Bonds: Federal Reserve might still hike rates twice in 2016, Dudley says

By

Sharecast News | 07 May, 2016

These were the movements in the most widely-followed 10-year sovereign bond yields:

US: 1.78% (+3bp)

UK: 1.42% (-5bp)

Germany: 0.14% (-2bp)

Italy: 1.49% (0bp)

France: 0.52% (-1bp)

Spain: 1.59% (+1bp)

Portugal: 3.32% (+4bp)

Greece: 8.52% (-10bp)

Japan: 0.11% (+1bp)

Gilts outperformed at the end of a week that saw the yield on 10-year Gilts drop by 18 basis points - their largest weekly drop since January - as incoming economic data suggested the economy might be slowing sharply going into the 23 June referendum.

That made for a stark contrast with the performance of US Treasuries on Friday, which retreated on expectations the April jobs report will see the central bank hold off from hiking interest rates until September.

Economists' reactions to the latest figures on the state of the labour market were not particularly downbeat; indeed, many pointed to "strong" details in the report.
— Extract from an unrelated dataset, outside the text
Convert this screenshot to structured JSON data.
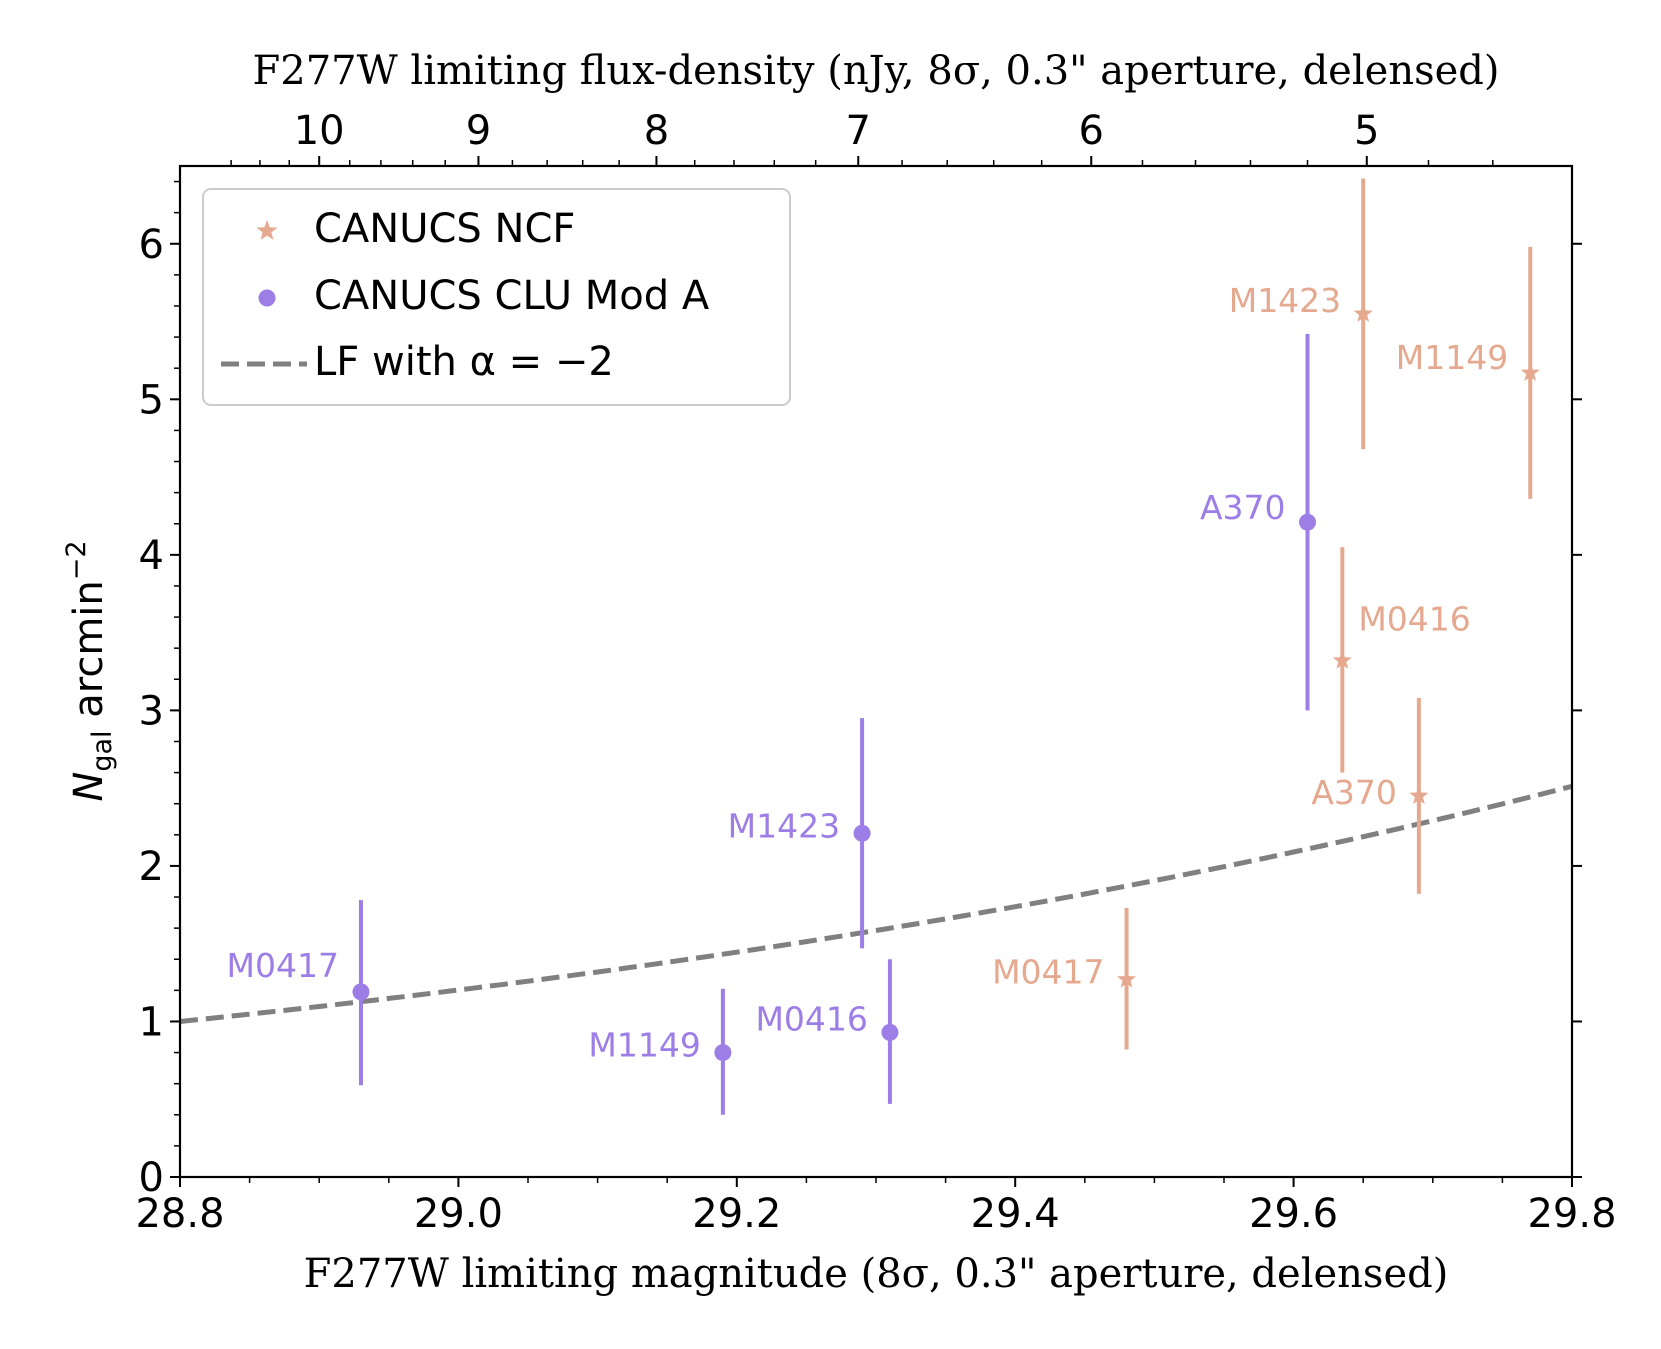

However, acting as a backdrop the likes of Bill Gross at Janus Capital and S&P Global's chief economist could be seen bringing up the topic of so-called 'helicopter money', with the former stressing the need for fiscal stimulus Stateside in an interview with Bloomberg Radio.

Their remarks come amid persistent downbeat views on China's economy.

Italian and Spanish 10-year bonds came under pressure too, with market commentary highlighting the current difficult situation in Italy's financial system and political gridlock in Spain.

That saw the yield spread between 10-year bonds in Germany and those from Italy and Spain rise to two month highs of 135 and 145 basis points, respectively.

Bunds were the main beneficiaries of the search by investors for safe-havens ahead of the Brexit referendum, the Spanish elections and the Fed's June policy meeting, with Bunds also seeing their best performance since January.

To take note of, on Friday afternoon the president of the Federal Reserve bank of New York, William Dudley, told The New York Times the US central bank might still raise rates twice in 2016, despite the April jobs numbers.

As an aside, markets also took note of Goldman Sachs's decision on Friday to deepen job cuts at its fixed income trading arm, taking them to 10% for the full year as daily trading revenues fail to revert to past patterns.